Academic performance is a strong predictor of future success including wealth, productivity, and overall health. Understanding factors that affect academic performance in children will help push policies that promote better academic performance, thereby increasing the likelihood of success in adulthood.


Academic success, in childhood and adolescence, has been associated with higher income, increased productivity, and better overall health in adult life. Therefore, understanding all the factors that may impede a child’s academic progress is important. A better understanding will lead to the development of appropriate policies to promote academic success in children, thereby increasing their chances at succeeding as adults.

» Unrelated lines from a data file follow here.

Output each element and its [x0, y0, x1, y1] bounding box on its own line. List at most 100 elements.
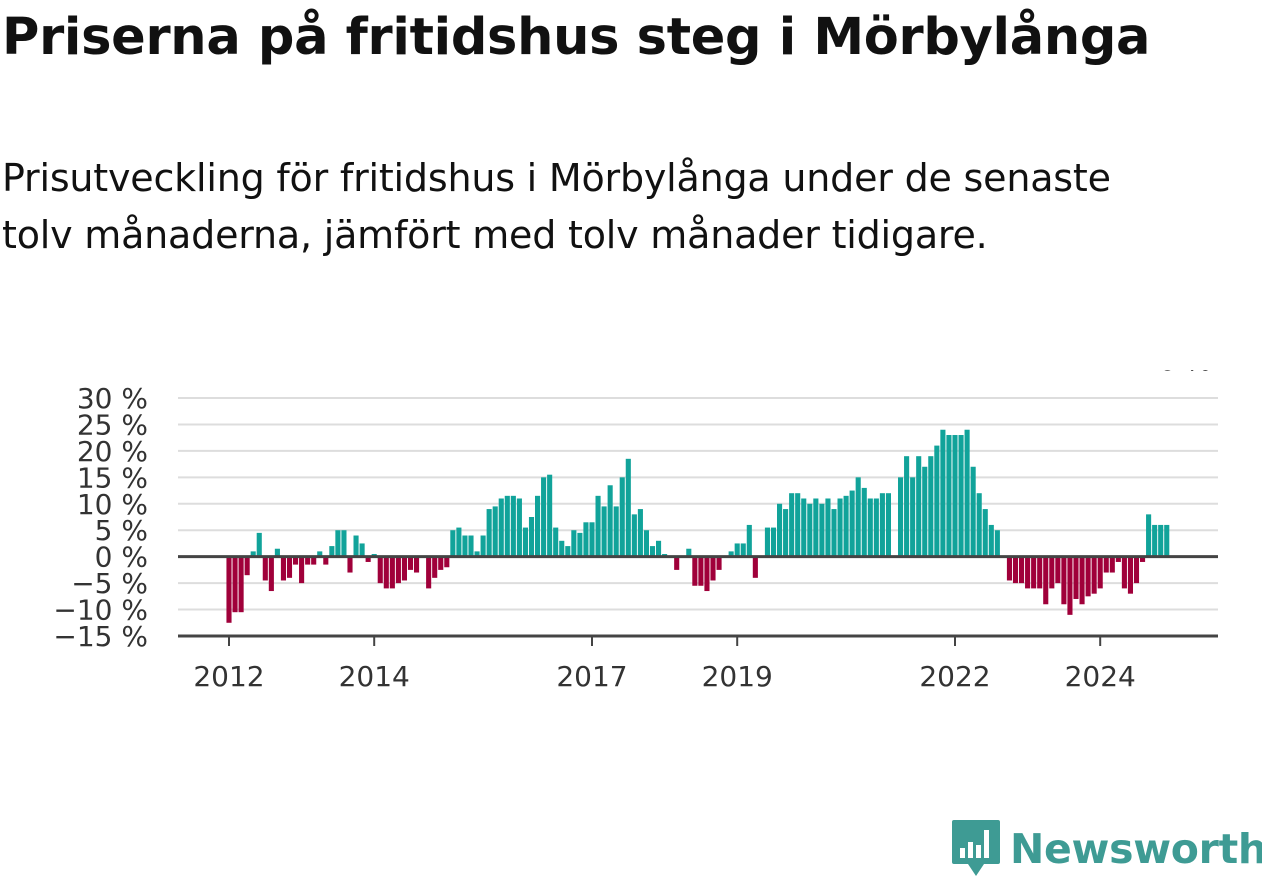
bar	[1121, 556, 1127, 589]
y-tick-label: 25 %	[77, 408, 148, 441]
bar	[589, 522, 595, 557]
bar	[916, 456, 922, 557]
bar	[643, 530, 649, 557]
bar	[656, 540, 662, 557]
bar	[462, 535, 468, 557]
bar	[1043, 556, 1049, 605]
bar	[480, 535, 486, 557]
grid-lines	[178, 397, 1218, 611]
bar	[407, 556, 414, 570]
bar	[256, 532, 262, 557]
bar	[740, 543, 746, 557]
bar	[1079, 556, 1085, 605]
bar	[994, 530, 1000, 557]
bar	[1146, 514, 1152, 557]
bar	[250, 551, 256, 557]
bar	[238, 556, 244, 613]
bar	[746, 524, 752, 557]
bar	[353, 535, 359, 557]
bar	[1158, 524, 1164, 557]
bar	[498, 498, 504, 557]
bar	[565, 546, 571, 557]
bar	[395, 556, 401, 584]
bar	[383, 556, 389, 589]
bar	[1097, 556, 1103, 589]
bar	[831, 509, 837, 557]
bar	[571, 530, 577, 557]
bar	[1164, 524, 1170, 557]
bar	[516, 498, 522, 557]
chart-title: Priserna på fritidshus steg i Mörbylånga	[2, 8, 1151, 67]
bar	[474, 551, 480, 557]
brand-name: Newsworthy	[1010, 825, 1262, 873]
bar	[988, 524, 994, 557]
bar	[674, 556, 680, 570]
bar	[280, 556, 286, 581]
bar	[946, 435, 952, 557]
bar	[414, 556, 420, 573]
bar	[692, 556, 698, 586]
bar-chart: −15 %−10 %−5 %0 %5 %10 %15 %20 %25 %30 %…	[53, 370, 1218, 693]
bar	[1085, 556, 1091, 597]
bar	[843, 495, 849, 557]
bar	[1127, 556, 1133, 594]
bar	[450, 530, 456, 557]
bar	[1140, 556, 1146, 562]
bar	[764, 527, 770, 557]
y-tick-label: 10 %	[77, 488, 148, 521]
bar	[819, 503, 825, 557]
bar	[1025, 556, 1031, 589]
bar	[541, 477, 547, 557]
bar	[244, 556, 250, 576]
bar	[631, 514, 637, 557]
bar	[879, 493, 885, 557]
bar	[873, 498, 879, 557]
x-tick-label: 2014	[339, 660, 410, 693]
bar	[577, 532, 583, 557]
bar	[438, 556, 444, 570]
bar	[293, 556, 299, 565]
x-tick-label: 2022	[919, 660, 990, 693]
bar	[710, 556, 716, 581]
bar	[898, 477, 904, 557]
bar	[704, 556, 710, 592]
bar	[770, 527, 777, 557]
bar	[232, 556, 238, 613]
bar	[359, 543, 365, 557]
bar	[510, 495, 516, 557]
bar	[964, 429, 970, 557]
bar	[305, 556, 311, 565]
bar	[547, 474, 553, 557]
bar	[1109, 556, 1115, 573]
bar	[323, 556, 329, 565]
bar	[789, 493, 795, 557]
bar	[837, 498, 843, 557]
bar	[716, 556, 722, 570]
bar	[849, 490, 855, 557]
bar	[958, 435, 964, 557]
bar	[885, 493, 891, 557]
bar	[952, 435, 958, 557]
bar	[444, 556, 450, 568]
bar	[595, 495, 601, 557]
bar	[795, 493, 801, 557]
bar	[456, 527, 462, 557]
newsworthy-logo-icon	[952, 820, 1000, 876]
bar	[262, 556, 268, 581]
bar	[904, 456, 910, 557]
bar	[486, 509, 492, 557]
bar	[982, 509, 988, 557]
x-tick-label: 2017	[556, 660, 627, 693]
bar	[226, 556, 232, 623]
bar	[825, 498, 831, 557]
bar	[801, 498, 807, 557]
bar	[335, 530, 341, 557]
bar	[347, 556, 353, 573]
bar	[1019, 556, 1025, 584]
x-tick-label: 2012	[193, 660, 264, 693]
bar	[928, 456, 934, 557]
bar	[613, 506, 619, 557]
bar	[311, 556, 317, 565]
bar	[522, 527, 528, 557]
x-tick-label: 2019	[702, 660, 773, 693]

A recent article, published in the International Journal of Behavioural Nutrition and Physical Activity, investigated the effects of lifestyle behaviours and body weight status on academic performance. The study included a total of 4,253 students aged 10-11 years (grade 5), from Nova Scotia, Canada. Participants completed a set of questionnaires aimed at assessing dietary lifestyle, physical activity, time spent watching television (screen time), and sleeping behaviours. The authors were also provided with the participant’s grade 6 standardized provincial exam scores in mathematics, reading, and writing, which were used to assess academic performance.

The study found that meeting lifestyle behaviour recommendations was strongly associated with higher academic performances. More precisely, children that met dietary recommendations had better scores in mathematics, reading, and writing. Similarly, children that did not excessively watch television and met sleeping recommendations were associated with a better performance in writing. Interestingly, no association was observed between the child’s body weight status and their academic performance. In conclusion, the study demonstrated that children who meet the lifestyle behaviour recommendations tend to perform better academically. Thus, promoting healthy behaviours in children, like eating a healthy diet, watching less television, and getting enough sleep, are important for academic success.